Maite sintió un dolor agudo en el pecho al ver la reacción de su madre.
Sabía que apestaba. No había manera de evitarlo después de pasar tres años durmiendo en un corral de cerdos. Ese olor penetrante ya le había invadido la piel y hasta los huesos.-
La policía que la acompañaba le ayudó a lavarse el cabello y a darse un baño, pero el hedor persistió, como si fuera imposible arrancarlo de su cuerpo.
Fabiana, su madre, aguantó como pudo antes de retirar la mano que cubría su nariz. Forzó una sonrisa incómoda.
—Qué bueno que regresaste… estos años han sido muy duros para ti…
Al escuchar esas palabras, Maite sintió un poco de alivio. Los ojos se le llenaron de lágrimas y el corazón se le encogió de tanta tristeza guardada.
Uno de los policías sacó su celular.
—Vengan, vamos a tomarnos una foto. Así podemos cerrar el caso.
La oficial, al ver lo alterada que estaba Maite, se acercó y le pasó un brazo por los hombros, hablándole con dulzura.
—Tómate una foto con tu familia. Ya todo terminó, el mal rato quedó atrás. Ahora todo va a mejorar.
Maite dio un par de pasos hacia el frente. Los invitados que curioseaban alrededor de la escena se hicieron hacia atrás, como si temieran acercarse.
Mientras tanto, Ramón y Fabiana, al ver que su hija se les acercaba, no podían ocultar la tensión en sus cuerpos; el impulso de huir era evidente.
Pero los dos policías se pusieron a los lados, impidiéndoles moverse y obligándolos a quedarse en el centro.
—¿No que tienen más familia? Vengan todos, vamos a tomarnos una foto todos juntos —dijo uno de los policías, haciéndole una seña a Alonso y Dalia para que se acercaran.
Dalia miró de reojo a Alonso, su boca temblaba y su voz apenas salió.
—Alonso, tengo miedo…
Alonso la abrazó y, en voz baja, trató de tranquilizarla.
—Mientras no te acerques, no pasa nada… Anda, los policías están aquí.
Sin más remedio, llevó de la mano a su prometida, que avanzó a regañadientes.
Al encontrarse cara a cara con su exnovia, Alonso no supo disimular lo revuelto de sus emociones: en sus ojos oscuros se mezclaba el dolor con una distancia imposible de disimular.

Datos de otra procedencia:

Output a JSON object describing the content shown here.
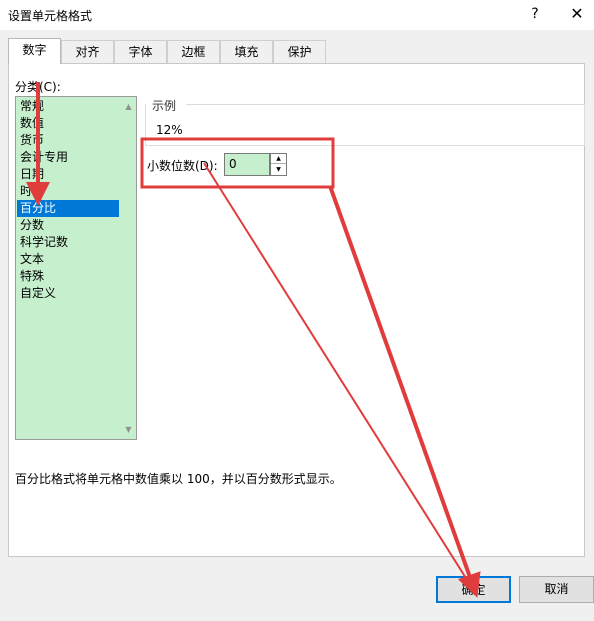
{
  "window": {
    "title": "设置单元格格式",
    "help": "?",
    "close": "✕"
  },
  "tabs": [
    {
      "label": "数字"
    },
    {
      "label": "对齐"
    },
    {
      "label": "字体"
    },
    {
      "label": "边框"
    },
    {
      "label": "填充"
    },
    {
      "label": "保护"
    }
  ],
  "category": {
    "label": "分类(C):",
    "items": [
      "常规",
      "数值",
      "货币",
      "会计专用",
      "日期",
      "时间",
      "百分比",
      "分数",
      "科学记数",
      "文本",
      "特殊",
      "自定义"
    ],
    "selected": "百分比"
  },
  "sample": {
    "label": "示例",
    "value": "12%"
  },
  "decimals": {
    "label": "小数位数(D):",
    "value": "0"
  },
  "description": "百分比格式将单元格中数值乘以 100，并以百分数形式显示。",
  "buttons": {
    "ok": "确定",
    "cancel": "取消"
  },
  "annotation_color": "#e03c3c"
}
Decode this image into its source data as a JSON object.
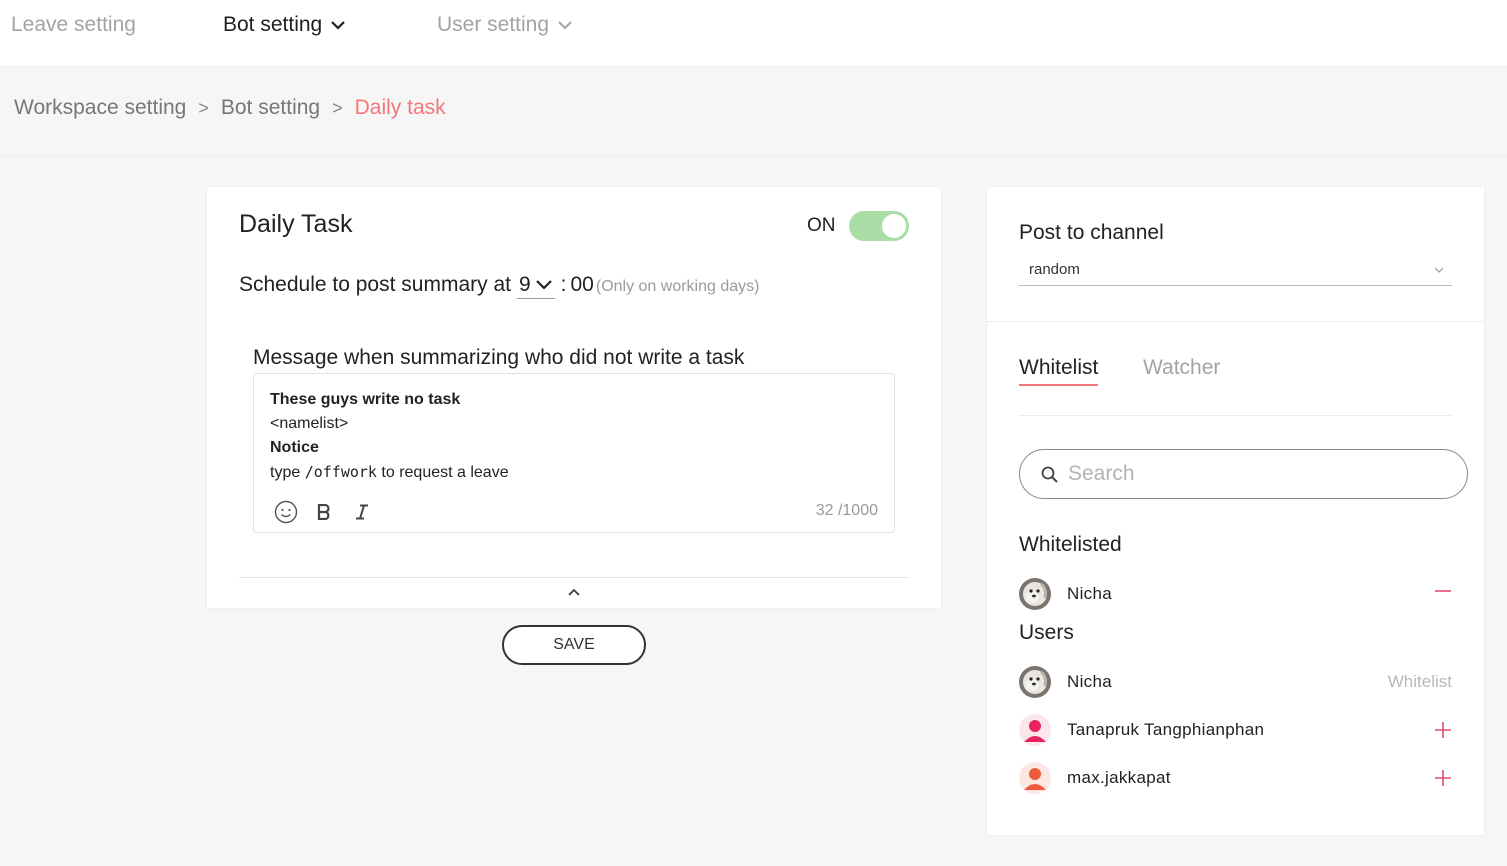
{
  "nav": {
    "items": [
      {
        "label": "Leave setting"
      },
      {
        "label": "Bot setting"
      },
      {
        "label": "User setting"
      }
    ]
  },
  "breadcrumb": {
    "items": [
      "Workspace setting",
      "Bot setting",
      "Daily task"
    ],
    "separator": ">"
  },
  "daily_task": {
    "title": "Daily Task",
    "toggle_label": "ON",
    "toggle_on": true,
    "schedule_prefix": "Schedule to post summary at",
    "hour": "9",
    "minute": "00",
    "schedule_note": "(Only on working days)",
    "message_label": "Message when summarizing who did not write a task",
    "message": {
      "line1": "These guys write no task",
      "line2": "<namelist>",
      "line3": "Notice",
      "line4_prefix": "type",
      "line4_code": "/offwork",
      "line4_suffix": "to request a leave"
    },
    "counter": "32 /1000",
    "tools": [
      "emoji-icon",
      "bold-icon",
      "italic-icon"
    ],
    "save_label": "SAVE"
  },
  "right_panel": {
    "post_label": "Post to channel",
    "channel_value": "random",
    "tabs": [
      "Whitelist",
      "Watcher"
    ],
    "search_placeholder": "Search",
    "whitelisted_title": "Whitelisted",
    "whitelisted": [
      {
        "name": "Nicha",
        "avatar": "photo"
      }
    ],
    "users_title": "Users",
    "users": [
      {
        "name": "Nicha",
        "avatar": "photo",
        "action": "Whitelist"
      },
      {
        "name": "Tanapruk Tangphianphan",
        "avatar": "person-icon",
        "avatar_color": "#e8245f",
        "action": "plus-icon"
      },
      {
        "name": "max.jakkapat",
        "avatar": "person-icon",
        "avatar_color": "#ef5a3c",
        "action": "plus-icon"
      }
    ],
    "accent_color": "#e84a6f"
  },
  "colors": {
    "breadcrumb_current": "#f2777a",
    "toggle_on": "#a9dea7",
    "tab_underline": "#f2777a"
  }
}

Antes, Maite apenas lo veía y corría a abrazarlo, colgándose de su cuello como una mariposa ligera, llena de alegría y seguridad.
Ahora, en cambio, su aspecto era descuidado y su actitud retraída. Sus facciones delgadas hacían que sus grandes ojos de gata se vieran aún más prominentes, pero ya no tenían ni una chispa de vida.
Parece que los rumores eran ciertos: después de tres años desaparecida, seguramente había pasado por todo tipo de abusos y no había quedado cuerda.
Se tomaron la foto grupal. Cada quien tenía una expresión distinta, pero ni uno solo de ellos sonreía de verdad.
El cuerpo de Dalia se puso tenso y sus ojos se perdieron en el vacío.
—Hermana, ¿qué… qué estás insinuando?
—¿De verdad no tienes idea de lo que hiciste? Yo te quería como a mi propia hermana, nunca imaginé que fueras tan mala —la voz de Maite sonó tranquila, pero en el fondo de sus ojos brillaba el rencor.
Durante esos tres años, nunca dejó de preguntarse por qué su hermana la había traicionado. Al principio sentía dolor, luego sorpresa y rabia, hasta que el odio creció tanto que se convirtió en la única razón por la que luchó para sobrevivir y escapar.
—Hermana… yo… yo no entiendo de qué hablas… —Dalia tartamudeó, fingiendo inocencia.
La conversación tensa entre las dos no tardó en despertar el murmullo de los invitados.
Fabiana se acercó, frunciendo el ceño.
—Maite, ¿por qué le hablas así a tu hermana? Estos tres años que estuviste perdida, Dalia no hacía más que culparse. Decía que esa noche desapareciste porque la salvaste. La pobre tuvo que ver a un psicólogo por dos años para salir adelante.
—Mamá, esa noche fue… —Maite intentó explicarse, mirándola a los ojos, pero Dalia soltó un gemido, llevándose la mano al estómago con gesto de dolor.
Alonso corrió a sostenerla.
—Dalia, ¿qué te pasa?
—Me… me duele el estómago —susurró Dalia, débil y temblorosa.